Atopic (10.9%) and non-atopic (9.7%) wheeze were equally common at 10 years of age. Greater bronchial hyperresponsiveness (p<0.001) and airways obstruction (p = 0.011) occurred in children with atopic wheeze than in those with non-atopic wheeze at 10 years. Children with atopic wheeze more often received treatment (p<0.001) or an asthma diagnosis for their disorder, although current morbidity at 10 years differed little for these states. Maternal asthma and recurrent chest infections at 2 years were independently significant factors for developing non-atopic wheeze. For atopic wheeze, sibling asthma, eczema at 1 year, rhinitis at 4 years, and male sex were independently significant.
Non-atopic wheeze is as common as atopic wheeze in children aged 10 years, but treatment is more frequent in those with atopic wheeze. Different risk factor profiles appear relevant to the presence of atopic and non-atopic wheeze at 10 years of age.
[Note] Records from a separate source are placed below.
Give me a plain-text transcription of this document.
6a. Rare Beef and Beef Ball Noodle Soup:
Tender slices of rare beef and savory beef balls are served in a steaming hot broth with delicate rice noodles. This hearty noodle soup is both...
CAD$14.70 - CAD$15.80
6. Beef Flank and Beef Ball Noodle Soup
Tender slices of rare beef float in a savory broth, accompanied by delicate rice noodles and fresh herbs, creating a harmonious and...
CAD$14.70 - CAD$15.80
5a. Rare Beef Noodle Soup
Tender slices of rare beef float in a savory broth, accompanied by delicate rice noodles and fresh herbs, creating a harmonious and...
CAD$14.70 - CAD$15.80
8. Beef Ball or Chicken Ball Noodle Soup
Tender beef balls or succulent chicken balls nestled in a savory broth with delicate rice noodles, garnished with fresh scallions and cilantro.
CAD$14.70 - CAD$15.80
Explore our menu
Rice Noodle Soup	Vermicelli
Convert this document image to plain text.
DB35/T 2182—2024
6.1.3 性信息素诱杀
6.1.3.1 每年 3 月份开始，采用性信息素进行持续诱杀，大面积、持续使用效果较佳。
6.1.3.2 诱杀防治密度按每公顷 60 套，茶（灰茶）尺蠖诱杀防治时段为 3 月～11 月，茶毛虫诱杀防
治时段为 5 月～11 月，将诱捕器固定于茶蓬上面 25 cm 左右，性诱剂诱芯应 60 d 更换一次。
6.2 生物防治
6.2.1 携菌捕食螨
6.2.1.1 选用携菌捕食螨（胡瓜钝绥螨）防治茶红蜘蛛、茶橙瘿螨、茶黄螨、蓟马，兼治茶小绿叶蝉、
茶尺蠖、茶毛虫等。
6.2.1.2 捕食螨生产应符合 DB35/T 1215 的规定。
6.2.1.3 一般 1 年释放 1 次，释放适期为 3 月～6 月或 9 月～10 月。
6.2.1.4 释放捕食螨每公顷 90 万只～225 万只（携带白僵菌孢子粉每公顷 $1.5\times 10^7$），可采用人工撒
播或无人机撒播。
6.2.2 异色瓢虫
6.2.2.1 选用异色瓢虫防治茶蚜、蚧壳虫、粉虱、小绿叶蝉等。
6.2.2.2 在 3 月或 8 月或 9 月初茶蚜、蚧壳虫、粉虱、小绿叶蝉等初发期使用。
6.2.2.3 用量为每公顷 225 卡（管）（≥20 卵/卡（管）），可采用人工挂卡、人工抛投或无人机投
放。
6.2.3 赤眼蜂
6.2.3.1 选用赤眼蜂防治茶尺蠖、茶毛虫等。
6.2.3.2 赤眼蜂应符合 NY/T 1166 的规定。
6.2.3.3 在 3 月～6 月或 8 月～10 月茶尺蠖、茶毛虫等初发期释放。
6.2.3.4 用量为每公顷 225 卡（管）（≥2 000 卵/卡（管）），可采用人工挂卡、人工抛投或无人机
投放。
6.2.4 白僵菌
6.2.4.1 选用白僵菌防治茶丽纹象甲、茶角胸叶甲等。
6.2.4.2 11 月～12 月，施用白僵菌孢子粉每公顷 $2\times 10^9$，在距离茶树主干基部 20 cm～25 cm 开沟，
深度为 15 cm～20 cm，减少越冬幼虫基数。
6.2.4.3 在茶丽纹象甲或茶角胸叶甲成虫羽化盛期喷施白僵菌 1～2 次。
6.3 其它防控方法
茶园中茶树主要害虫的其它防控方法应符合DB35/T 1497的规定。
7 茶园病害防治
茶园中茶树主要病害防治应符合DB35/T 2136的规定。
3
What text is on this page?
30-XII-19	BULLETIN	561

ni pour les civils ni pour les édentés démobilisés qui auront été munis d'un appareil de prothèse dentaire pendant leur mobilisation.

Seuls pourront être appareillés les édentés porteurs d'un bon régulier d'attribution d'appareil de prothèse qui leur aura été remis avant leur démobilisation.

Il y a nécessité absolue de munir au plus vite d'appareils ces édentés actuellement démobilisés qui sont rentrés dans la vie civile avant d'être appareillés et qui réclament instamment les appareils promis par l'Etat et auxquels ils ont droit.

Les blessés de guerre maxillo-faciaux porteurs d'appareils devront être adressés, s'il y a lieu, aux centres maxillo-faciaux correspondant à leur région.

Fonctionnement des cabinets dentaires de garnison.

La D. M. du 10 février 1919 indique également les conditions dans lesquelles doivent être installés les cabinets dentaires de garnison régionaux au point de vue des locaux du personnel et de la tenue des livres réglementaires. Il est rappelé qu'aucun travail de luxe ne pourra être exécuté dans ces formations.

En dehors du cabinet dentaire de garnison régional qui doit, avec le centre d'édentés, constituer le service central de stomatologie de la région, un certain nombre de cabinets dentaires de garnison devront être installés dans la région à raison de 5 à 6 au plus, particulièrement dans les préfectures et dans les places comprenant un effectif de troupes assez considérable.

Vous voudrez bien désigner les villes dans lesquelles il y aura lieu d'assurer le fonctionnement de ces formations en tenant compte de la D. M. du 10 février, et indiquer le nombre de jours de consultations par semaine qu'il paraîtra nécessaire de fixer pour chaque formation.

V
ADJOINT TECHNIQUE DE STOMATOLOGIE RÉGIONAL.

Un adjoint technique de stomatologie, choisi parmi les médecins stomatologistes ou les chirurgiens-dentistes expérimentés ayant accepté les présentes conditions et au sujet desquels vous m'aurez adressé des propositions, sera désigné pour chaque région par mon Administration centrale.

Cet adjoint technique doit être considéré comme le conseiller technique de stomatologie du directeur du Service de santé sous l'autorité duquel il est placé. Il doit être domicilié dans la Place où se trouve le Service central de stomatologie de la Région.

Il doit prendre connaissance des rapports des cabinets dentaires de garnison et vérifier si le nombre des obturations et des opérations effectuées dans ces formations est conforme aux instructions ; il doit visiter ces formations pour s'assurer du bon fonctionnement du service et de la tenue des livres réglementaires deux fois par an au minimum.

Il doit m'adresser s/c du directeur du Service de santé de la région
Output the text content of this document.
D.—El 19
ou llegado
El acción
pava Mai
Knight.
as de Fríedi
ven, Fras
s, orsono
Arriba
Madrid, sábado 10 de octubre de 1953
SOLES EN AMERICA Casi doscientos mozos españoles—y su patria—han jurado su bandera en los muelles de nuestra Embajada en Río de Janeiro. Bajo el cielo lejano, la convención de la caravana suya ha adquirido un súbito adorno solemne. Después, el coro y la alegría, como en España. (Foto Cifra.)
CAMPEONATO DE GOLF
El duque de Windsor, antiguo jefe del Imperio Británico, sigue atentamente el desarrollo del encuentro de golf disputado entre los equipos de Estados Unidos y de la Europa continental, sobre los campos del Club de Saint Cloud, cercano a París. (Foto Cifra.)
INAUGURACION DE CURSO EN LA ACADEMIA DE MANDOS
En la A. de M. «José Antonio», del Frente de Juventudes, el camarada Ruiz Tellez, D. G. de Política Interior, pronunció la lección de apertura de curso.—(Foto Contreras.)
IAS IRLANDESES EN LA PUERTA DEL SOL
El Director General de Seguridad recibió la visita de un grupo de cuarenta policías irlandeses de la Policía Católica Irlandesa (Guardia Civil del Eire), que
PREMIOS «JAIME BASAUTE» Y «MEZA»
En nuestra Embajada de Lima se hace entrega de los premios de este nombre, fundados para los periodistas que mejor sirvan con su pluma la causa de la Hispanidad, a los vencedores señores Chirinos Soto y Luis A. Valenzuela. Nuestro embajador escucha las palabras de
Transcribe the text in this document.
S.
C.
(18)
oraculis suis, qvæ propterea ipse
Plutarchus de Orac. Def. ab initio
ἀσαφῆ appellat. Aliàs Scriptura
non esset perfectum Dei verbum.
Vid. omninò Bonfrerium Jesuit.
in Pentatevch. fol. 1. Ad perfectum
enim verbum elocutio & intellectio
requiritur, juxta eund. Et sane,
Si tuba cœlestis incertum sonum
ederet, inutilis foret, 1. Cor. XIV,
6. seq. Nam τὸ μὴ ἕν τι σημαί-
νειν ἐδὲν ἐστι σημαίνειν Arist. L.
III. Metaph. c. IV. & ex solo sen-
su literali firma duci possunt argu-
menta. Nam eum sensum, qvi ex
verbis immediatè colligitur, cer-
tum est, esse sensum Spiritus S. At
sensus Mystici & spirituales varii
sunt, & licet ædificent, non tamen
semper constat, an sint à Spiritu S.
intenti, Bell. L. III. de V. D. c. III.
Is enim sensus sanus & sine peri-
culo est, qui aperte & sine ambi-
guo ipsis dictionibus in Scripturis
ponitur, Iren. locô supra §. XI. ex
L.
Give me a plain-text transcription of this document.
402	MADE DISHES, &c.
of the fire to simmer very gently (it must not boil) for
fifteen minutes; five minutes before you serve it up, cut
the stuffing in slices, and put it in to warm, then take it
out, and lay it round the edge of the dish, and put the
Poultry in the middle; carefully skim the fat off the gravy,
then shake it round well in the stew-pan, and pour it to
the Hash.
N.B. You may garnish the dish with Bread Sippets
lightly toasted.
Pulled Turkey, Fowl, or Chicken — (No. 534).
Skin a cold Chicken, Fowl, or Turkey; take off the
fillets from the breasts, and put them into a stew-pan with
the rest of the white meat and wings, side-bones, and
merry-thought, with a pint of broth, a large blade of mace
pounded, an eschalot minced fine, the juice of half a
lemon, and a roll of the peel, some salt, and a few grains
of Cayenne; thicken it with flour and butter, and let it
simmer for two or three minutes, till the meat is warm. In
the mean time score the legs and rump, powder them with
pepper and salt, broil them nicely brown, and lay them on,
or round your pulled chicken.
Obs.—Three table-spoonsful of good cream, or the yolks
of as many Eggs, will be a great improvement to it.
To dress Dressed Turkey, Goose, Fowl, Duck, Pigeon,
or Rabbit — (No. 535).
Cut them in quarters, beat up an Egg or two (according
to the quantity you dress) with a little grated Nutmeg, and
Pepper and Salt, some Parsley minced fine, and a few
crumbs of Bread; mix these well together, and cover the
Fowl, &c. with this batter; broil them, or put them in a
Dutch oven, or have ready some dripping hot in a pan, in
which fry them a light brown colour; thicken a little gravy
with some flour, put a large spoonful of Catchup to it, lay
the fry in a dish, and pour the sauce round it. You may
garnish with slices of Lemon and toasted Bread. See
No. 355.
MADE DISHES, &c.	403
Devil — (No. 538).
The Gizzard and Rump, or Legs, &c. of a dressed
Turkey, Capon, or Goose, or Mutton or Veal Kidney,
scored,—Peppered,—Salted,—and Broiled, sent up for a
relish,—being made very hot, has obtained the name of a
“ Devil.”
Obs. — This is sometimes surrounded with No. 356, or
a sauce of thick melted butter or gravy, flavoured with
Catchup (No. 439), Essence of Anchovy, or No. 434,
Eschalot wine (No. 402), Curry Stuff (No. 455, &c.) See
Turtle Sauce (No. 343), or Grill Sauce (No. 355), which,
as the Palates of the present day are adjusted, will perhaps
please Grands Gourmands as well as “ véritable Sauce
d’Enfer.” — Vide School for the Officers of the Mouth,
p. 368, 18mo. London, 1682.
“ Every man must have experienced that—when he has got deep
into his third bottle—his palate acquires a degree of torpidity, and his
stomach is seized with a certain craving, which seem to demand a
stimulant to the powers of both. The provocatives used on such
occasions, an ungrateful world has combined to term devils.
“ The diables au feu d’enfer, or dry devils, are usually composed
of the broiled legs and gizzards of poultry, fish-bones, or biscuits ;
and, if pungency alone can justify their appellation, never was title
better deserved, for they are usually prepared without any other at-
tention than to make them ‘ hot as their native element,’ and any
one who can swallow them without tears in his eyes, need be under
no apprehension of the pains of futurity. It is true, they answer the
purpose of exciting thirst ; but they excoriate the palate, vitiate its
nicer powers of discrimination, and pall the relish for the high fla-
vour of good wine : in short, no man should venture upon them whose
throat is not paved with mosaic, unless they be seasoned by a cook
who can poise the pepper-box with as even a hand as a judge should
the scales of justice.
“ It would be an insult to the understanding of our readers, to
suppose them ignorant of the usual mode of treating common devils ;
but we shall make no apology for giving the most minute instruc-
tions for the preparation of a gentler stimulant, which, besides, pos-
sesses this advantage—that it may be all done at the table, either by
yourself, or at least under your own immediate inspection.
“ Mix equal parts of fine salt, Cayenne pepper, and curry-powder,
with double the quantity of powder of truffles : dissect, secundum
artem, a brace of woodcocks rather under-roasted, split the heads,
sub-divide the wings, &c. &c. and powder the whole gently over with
喘息在特应性和非特应性儿童中均有发生。对10岁儿童特应性和非特应性喘息的特征进行了评估,并试图确定这些状态是否存在不同的潜在机制。
在一项全人群出生队列研究中,对儿童在出生时、1岁、2岁、4岁和10岁时进行观察(n = 1456;10岁时观察到1373例)。前瞻性收集关于喘息的遗传和早期生活环境危险因素的信息。在10岁时进行皮肤点刺试验、肺功能测定和乙酰甲胆碱支气管激发试验。根据皮肤点刺试验结果,将10岁时的喘息分为特应性或非特应性。通过逻辑回归确定特应性和非特应性喘息的独立显著危险因素。
10岁时,特应性喘息(10.9%)和非特应性喘息(9.7%)同样常见。10岁时,特应性喘息儿童比非特应性喘息儿童有更高的支气管高反应性(p<0.001)和气道阻塞(p = 0.011)。特应性喘息儿童更常接受治疗(p<0.001)或被诊断为哮喘,尽管这些状态在10岁时的当前发病率差异不大。母亲哮喘和2岁时反复出现的胸部感染是发生非特应性喘息的独立显著因素。对于特应性喘息,同胞患哮喘、1岁时患湿疹、4岁时患鼻炎和男性是独立显著因素。
在10岁儿童中,非特应性喘息与特应性喘息一样常见,但特应性喘息儿童的治疗更为频繁。不同的危险因素谱似乎与10岁时特应性和非特应性喘息的存在有关。